Rocco Klein (Harvey Keitel) and Larry Mazilli (John Turturro), homicide detectives, ride to the scene of Darryl Adams' murder. Larry and Rocco receive a phone call from another detective who says a man has confessed at a local church that he killed Darryl. The police meet Strike's older brother Victor at the church and take him in for questioning. In the interrogation room, Victor tells Rocco that he shot Darryl Adams in self-defense. Rocco finds holes in this story and starts looking into Victor's background which includes two jobs, a wife, two children, no criminal record, and aspirations to move out of the projects; Rocco comes to the conclusion that Victor is covering for his younger brother.
Rocco pressures Strike but Victor sticks to his story, so Rocco convinces Rodney that Strike has confessed and flipped on Rodney's drug ring.
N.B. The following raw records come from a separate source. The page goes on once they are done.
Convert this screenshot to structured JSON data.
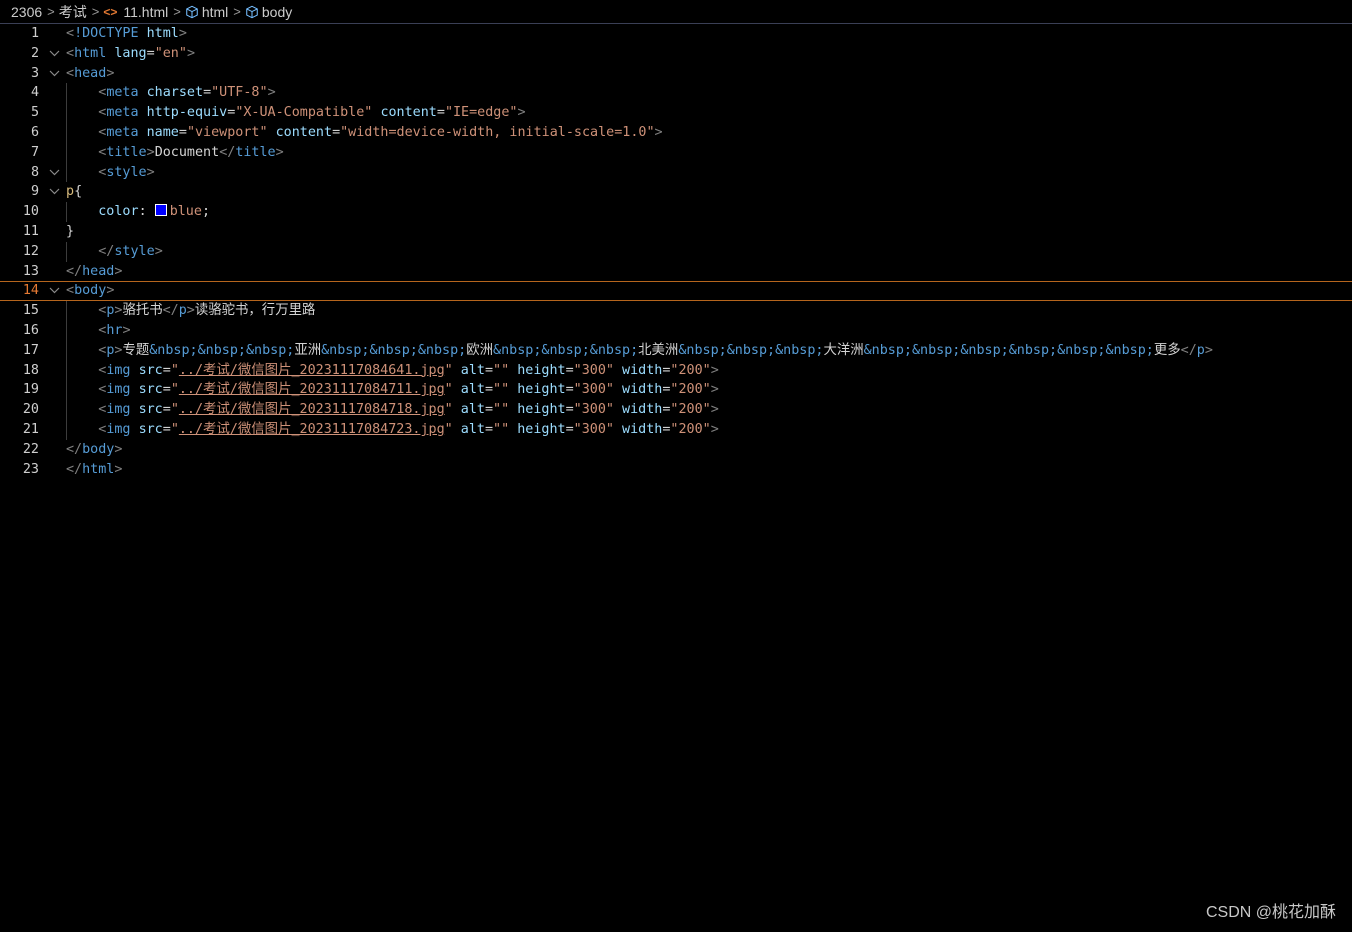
{
  "breadcrumb": {
    "folder": "2306",
    "subfolder": "考试",
    "file": "11.html",
    "element1": "html",
    "element2": "body",
    "file_icon": "<>",
    "separator": ">"
  },
  "editor": {
    "current_line": 14,
    "lines": [
      {
        "n": "1",
        "tokens": [
          [
            "b",
            "<"
          ],
          [
            "t",
            "!DOCTYPE"
          ],
          [
            "x",
            " "
          ],
          [
            "a",
            "html"
          ],
          [
            "b",
            ">"
          ]
        ]
      },
      {
        "n": "2",
        "fold": true,
        "tokens": [
          [
            "b",
            "<"
          ],
          [
            "t",
            "html"
          ],
          [
            "x",
            " "
          ],
          [
            "a",
            "lang"
          ],
          [
            "x",
            "="
          ],
          [
            "s",
            "\"en\""
          ],
          [
            "b",
            ">"
          ]
        ]
      },
      {
        "n": "3",
        "fold": true,
        "tokens": [
          [
            "b",
            "<"
          ],
          [
            "t",
            "head"
          ],
          [
            "b",
            ">"
          ]
        ]
      },
      {
        "n": "4",
        "tokens": [
          [
            "x",
            "    "
          ],
          [
            "b",
            "<"
          ],
          [
            "t",
            "meta"
          ],
          [
            "x",
            " "
          ],
          [
            "a",
            "charset"
          ],
          [
            "x",
            "="
          ],
          [
            "s",
            "\"UTF-8\""
          ],
          [
            "b",
            ">"
          ]
        ]
      },
      {
        "n": "5",
        "tokens": [
          [
            "x",
            "    "
          ],
          [
            "b",
            "<"
          ],
          [
            "t",
            "meta"
          ],
          [
            "x",
            " "
          ],
          [
            "a",
            "http-equiv"
          ],
          [
            "x",
            "="
          ],
          [
            "s",
            "\"X-UA-Compatible\""
          ],
          [
            "x",
            " "
          ],
          [
            "a",
            "content"
          ],
          [
            "x",
            "="
          ],
          [
            "s",
            "\"IE=edge\""
          ],
          [
            "b",
            ">"
          ]
        ]
      },
      {
        "n": "6",
        "tokens": [
          [
            "x",
            "    "
          ],
          [
            "b",
            "<"
          ],
          [
            "t",
            "meta"
          ],
          [
            "x",
            " "
          ],
          [
            "a",
            "name"
          ],
          [
            "x",
            "="
          ],
          [
            "s",
            "\"viewport\""
          ],
          [
            "x",
            " "
          ],
          [
            "a",
            "content"
          ],
          [
            "x",
            "="
          ],
          [
            "s",
            "\"width=device-width, initial-scale=1.0\""
          ],
          [
            "b",
            ">"
          ]
        ]
      },
      {
        "n": "7",
        "tokens": [
          [
            "x",
            "    "
          ],
          [
            "b",
            "<"
          ],
          [
            "t",
            "title"
          ],
          [
            "b",
            ">"
          ],
          [
            "x",
            "Document"
          ],
          [
            "b",
            "</"
          ],
          [
            "t",
            "title"
          ],
          [
            "b",
            ">"
          ]
        ]
      },
      {
        "n": "8",
        "fold": true,
        "tokens": [
          [
            "x",
            "    "
          ],
          [
            "b",
            "<"
          ],
          [
            "t",
            "style"
          ],
          [
            "b",
            ">"
          ]
        ]
      },
      {
        "n": "9",
        "fold": true,
        "tokens": [
          [
            "sel",
            "p"
          ],
          [
            "x",
            "{"
          ]
        ]
      },
      {
        "n": "10",
        "tokens": [
          [
            "x",
            "    "
          ],
          [
            "a",
            "color"
          ],
          [
            "x",
            ": "
          ],
          [
            "swatch",
            "#0000ff"
          ],
          [
            "s",
            "blue"
          ],
          [
            "x",
            ";"
          ]
        ]
      },
      {
        "n": "11",
        "tokens": [
          [
            "x",
            "}"
          ]
        ]
      },
      {
        "n": "12",
        "tokens": [
          [
            "x",
            "    "
          ],
          [
            "b",
            "</"
          ],
          [
            "t",
            "style"
          ],
          [
            "b",
            ">"
          ]
        ]
      },
      {
        "n": "13",
        "tokens": [
          [
            "b",
            "</"
          ],
          [
            "t",
            "head"
          ],
          [
            "b",
            ">"
          ]
        ]
      },
      {
        "n": "14",
        "fold": true,
        "tokens": [
          [
            "b",
            "<"
          ],
          [
            "t",
            "body"
          ],
          [
            "b",
            ">"
          ]
        ]
      },
      {
        "n": "15",
        "tokens": [
          [
            "x",
            "    "
          ],
          [
            "b",
            "<"
          ],
          [
            "t",
            "p"
          ],
          [
            "b",
            ">"
          ],
          [
            "x",
            "骆托书"
          ],
          [
            "b",
            "</"
          ],
          [
            "t",
            "p"
          ],
          [
            "b",
            ">"
          ],
          [
            "x",
            "读骆驼书，行万里路"
          ]
        ]
      },
      {
        "n": "16",
        "tokens": [
          [
            "x",
            "    "
          ],
          [
            "b",
            "<"
          ],
          [
            "t",
            "hr"
          ],
          [
            "b",
            ">"
          ]
        ]
      },
      {
        "n": "17",
        "tokens": [
          [
            "x",
            "    "
          ],
          [
            "b",
            "<"
          ],
          [
            "t",
            "p"
          ],
          [
            "b",
            ">"
          ],
          [
            "x",
            "专题"
          ],
          [
            "e",
            "&nbsp;&nbsp;&nbsp;"
          ],
          [
            "x",
            "亚洲"
          ],
          [
            "e",
            "&nbsp;&nbsp;&nbsp;"
          ],
          [
            "x",
            "欧洲"
          ],
          [
            "e",
            "&nbsp;&nbsp;&nbsp;"
          ],
          [
            "x",
            "北美洲"
          ],
          [
            "e",
            "&nbsp;&nbsp;&nbsp;"
          ],
          [
            "x",
            "大洋洲"
          ],
          [
            "e",
            "&nbsp;&nbsp;&nbsp;&nbsp;&nbsp;&nbsp;"
          ],
          [
            "x",
            "更多"
          ],
          [
            "b",
            "</"
          ],
          [
            "t",
            "p"
          ],
          [
            "b",
            ">"
          ]
        ]
      },
      {
        "n": "18",
        "tokens": [
          [
            "x",
            "    "
          ],
          [
            "b",
            "<"
          ],
          [
            "t",
            "img"
          ],
          [
            "x",
            " "
          ],
          [
            "a",
            "src"
          ],
          [
            "x",
            "="
          ],
          [
            "s",
            "\""
          ],
          [
            "u",
            "../考试/微信图片_20231117084641.jpg"
          ],
          [
            "s",
            "\""
          ],
          [
            "x",
            " "
          ],
          [
            "a",
            "alt"
          ],
          [
            "x",
            "="
          ],
          [
            "s",
            "\"\""
          ],
          [
            "x",
            " "
          ],
          [
            "a",
            "height"
          ],
          [
            "x",
            "="
          ],
          [
            "s",
            "\"300\""
          ],
          [
            "x",
            " "
          ],
          [
            "a",
            "width"
          ],
          [
            "x",
            "="
          ],
          [
            "s",
            "\"200\""
          ],
          [
            "b",
            ">"
          ]
        ]
      },
      {
        "n": "19",
        "tokens": [
          [
            "x",
            "    "
          ],
          [
            "b",
            "<"
          ],
          [
            "t",
            "img"
          ],
          [
            "x",
            " "
          ],
          [
            "a",
            "src"
          ],
          [
            "x",
            "="
          ],
          [
            "s",
            "\""
          ],
          [
            "u",
            "../考试/微信图片_20231117084711.jpg"
          ],
          [
            "s",
            "\""
          ],
          [
            "x",
            " "
          ],
          [
            "a",
            "alt"
          ],
          [
            "x",
            "="
          ],
          [
            "s",
            "\"\""
          ],
          [
            "x",
            " "
          ],
          [
            "a",
            "height"
          ],
          [
            "x",
            "="
          ],
          [
            "s",
            "\"300\""
          ],
          [
            "x",
            " "
          ],
          [
            "a",
            "width"
          ],
          [
            "x",
            "="
          ],
          [
            "s",
            "\"200\""
          ],
          [
            "b",
            ">"
          ]
        ]
      },
      {
        "n": "20",
        "tokens": [
          [
            "x",
            "    "
          ],
          [
            "b",
            "<"
          ],
          [
            "t",
            "img"
          ],
          [
            "x",
            " "
          ],
          [
            "a",
            "src"
          ],
          [
            "x",
            "="
          ],
          [
            "s",
            "\""
          ],
          [
            "u",
            "../考试/微信图片_20231117084718.jpg"
          ],
          [
            "s",
            "\""
          ],
          [
            "x",
            " "
          ],
          [
            "a",
            "alt"
          ],
          [
            "x",
            "="
          ],
          [
            "s",
            "\"\""
          ],
          [
            "x",
            " "
          ],
          [
            "a",
            "height"
          ],
          [
            "x",
            "="
          ],
          [
            "s",
            "\"300\""
          ],
          [
            "x",
            " "
          ],
          [
            "a",
            "width"
          ],
          [
            "x",
            "="
          ],
          [
            "s",
            "\"200\""
          ],
          [
            "b",
            ">"
          ]
        ]
      },
      {
        "n": "21",
        "tokens": [
          [
            "x",
            "    "
          ],
          [
            "b",
            "<"
          ],
          [
            "t",
            "img"
          ],
          [
            "x",
            " "
          ],
          [
            "a",
            "src"
          ],
          [
            "x",
            "="
          ],
          [
            "s",
            "\""
          ],
          [
            "u",
            "../考试/微信图片_20231117084723.jpg"
          ],
          [
            "s",
            "\""
          ],
          [
            "x",
            " "
          ],
          [
            "a",
            "alt"
          ],
          [
            "x",
            "="
          ],
          [
            "s",
            "\"\""
          ],
          [
            "x",
            " "
          ],
          [
            "a",
            "height"
          ],
          [
            "x",
            "="
          ],
          [
            "s",
            "\"300\""
          ],
          [
            "x",
            " "
          ],
          [
            "a",
            "width"
          ],
          [
            "x",
            "="
          ],
          [
            "s",
            "\"200\""
          ],
          [
            "b",
            ">"
          ]
        ]
      },
      {
        "n": "22",
        "tokens": [
          [
            "b",
            "</"
          ],
          [
            "t",
            "body"
          ],
          [
            "b",
            ">"
          ]
        ]
      },
      {
        "n": "23",
        "tokens": [
          [
            "b",
            "</"
          ],
          [
            "t",
            "html"
          ],
          [
            "b",
            ">"
          ]
        ]
      }
    ]
  },
  "watermark": "CSDN @桃花加酥",
  "colors": {
    "background": "#000000",
    "tag": "#569cd6",
    "attribute": "#9cdcfe",
    "string": "#ce9178",
    "current_line_border": "#b5651d",
    "active_line_number": "#e37933"
  }
}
Rocco arrests Rodney and then humiliates Strike in front of his crew. Strike gets together some money and decides to leave town, but a younger boy who admired Strike shoots Errol, Rodney's enforcer, with Strike's gun. Rocco calls in a social worker for the kid and lets Strike leave town.
Reception
The movie was critically acclaimed by many film critics. Roger Ebert gave the movie a three-and-a-half stars, and it earned a 67% "fresh" rating from Rotten Tomatoes. The movie (along with the novel) would foreshadow similar projects, such as The Wire, for which author/screenwriter Richard Price is also a writer and Fredro Starr and Hassan Johnson cast members.
Film poster
Critics and film buffs were quick to notice that the poster, designed by Art Sims, was similar to Saul Bass' art for Otto Preminger's 1959 film Anatomy of a Murder. Sims claimed that it was a homage, but Bass regarded it as a rip-off.[1]